Between the recent market volatility, increase unemployment, and heightened safety concerns, many investors have questions about their retirement accounts. The CARES Act addresses some of those concerns. First, this law suspends required minimum distributions (RMDs) from retirement accounts, including IRAs, SEP IRAs, SIMPLE IRAs, as well as 401k, 403b, and 457 plans. The IRS requires that investors take RMDs beginning at age 72. The age for RMDs was changed just last year by another law, the SECURE Act. Because retirement accounts are tax-deferred, required minimum distributions are required so that the accounts can be taxed. The amount that you must take is determined by your age and by the account balance from the last day of the prior year. Because 2019 was a pretty good year in the market, many retirement account balances were up relative to the previous year. That changed in February, when we entered a bear market. Account owners subject to RMDs faced the dual problem of RMDs based on considerably higher values and being forced to liquidate when investments were down. Suspending RMDs addresses those issues. If you took your RMD in January, you cannot reverse it, and you will owe taxes on the distribution. If you took your RMD between February 1 and May 15, you have until July 15 to put it back into an IRA. However, investors are allowed one indirect rollover every 12 months. (Source: LPL Research)

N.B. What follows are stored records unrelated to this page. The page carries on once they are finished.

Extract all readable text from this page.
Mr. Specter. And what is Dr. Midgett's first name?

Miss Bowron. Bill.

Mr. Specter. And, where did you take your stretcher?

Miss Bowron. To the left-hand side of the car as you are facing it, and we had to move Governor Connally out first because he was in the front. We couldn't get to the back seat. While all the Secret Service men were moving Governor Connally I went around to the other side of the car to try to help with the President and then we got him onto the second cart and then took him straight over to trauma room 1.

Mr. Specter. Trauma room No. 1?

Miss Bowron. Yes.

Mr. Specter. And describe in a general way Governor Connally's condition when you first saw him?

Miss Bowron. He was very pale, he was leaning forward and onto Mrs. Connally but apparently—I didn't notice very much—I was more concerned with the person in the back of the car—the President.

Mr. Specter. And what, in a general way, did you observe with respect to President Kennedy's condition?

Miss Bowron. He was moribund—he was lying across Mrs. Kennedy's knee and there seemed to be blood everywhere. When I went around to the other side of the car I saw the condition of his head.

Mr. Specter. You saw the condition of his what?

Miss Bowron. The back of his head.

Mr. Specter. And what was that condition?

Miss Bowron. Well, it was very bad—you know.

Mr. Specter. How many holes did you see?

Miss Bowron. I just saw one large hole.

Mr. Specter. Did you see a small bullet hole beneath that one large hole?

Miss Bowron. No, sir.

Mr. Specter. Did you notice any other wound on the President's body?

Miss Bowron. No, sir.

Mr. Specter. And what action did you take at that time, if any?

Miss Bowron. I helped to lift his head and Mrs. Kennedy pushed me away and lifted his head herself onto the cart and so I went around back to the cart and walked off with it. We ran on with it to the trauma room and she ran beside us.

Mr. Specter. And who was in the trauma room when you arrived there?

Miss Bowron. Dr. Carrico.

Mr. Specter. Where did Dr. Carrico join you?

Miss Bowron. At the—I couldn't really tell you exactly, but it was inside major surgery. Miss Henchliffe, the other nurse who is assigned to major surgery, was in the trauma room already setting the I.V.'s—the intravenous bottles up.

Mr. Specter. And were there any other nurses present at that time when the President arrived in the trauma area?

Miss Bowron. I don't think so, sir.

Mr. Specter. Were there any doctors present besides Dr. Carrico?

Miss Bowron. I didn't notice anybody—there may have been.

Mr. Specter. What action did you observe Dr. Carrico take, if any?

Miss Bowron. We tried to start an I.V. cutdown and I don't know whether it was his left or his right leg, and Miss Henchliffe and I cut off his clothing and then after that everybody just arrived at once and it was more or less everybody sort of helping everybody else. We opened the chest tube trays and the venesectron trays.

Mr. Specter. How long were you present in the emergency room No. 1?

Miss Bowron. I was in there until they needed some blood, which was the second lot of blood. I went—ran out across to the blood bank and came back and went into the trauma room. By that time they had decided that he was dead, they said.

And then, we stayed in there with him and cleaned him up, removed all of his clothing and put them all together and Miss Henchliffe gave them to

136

The CARES Act also provides assistance to younger people affected by the pandemic, if you fall into at least one of two categories: First, you or your spouse is diagnosed with COVID-19. Second, you have suffered financial consequences because of the pandemic. Financial consequences could include things like being laid off, having your hours reduced, of having childcare issues. Anyone in that situation is eligible for a hardship withdrawal from an IRA, or from another plan if the plan allows it. The hardship withdrawal is not subject to the ten percent penalty but is still subject to regular income taxes. The CARES Act also mitigates the effect of the taxes, though, by allowing them to be paid over the next three years. What’s more, you can avoid the taxes altogether by recontributing the money back to the accounts over the next three years. The recontribution amount is in addition to normal contribution limits. (Source: LPL Research)
If your retirement plan allows loans, the CARES Act doubles the limit on how much of loan you can take to $100,000 or the vested plan value, whichever is less. This provision is only temporary. It is only available for the first 180 days after the CARES Act was enacted. (Source: LPL Research)
The CARES Act also includes provisions for charitable giving, including allowing taxpayers to deduct up to 100% of their adjusted gross income for cash contributions to qualified charities. The Act also allows Qualified Charitable Distributions for someone who would otherwise be subject to an RMD of up to $100,000 and have the actual amount not treated as a taxable distribution.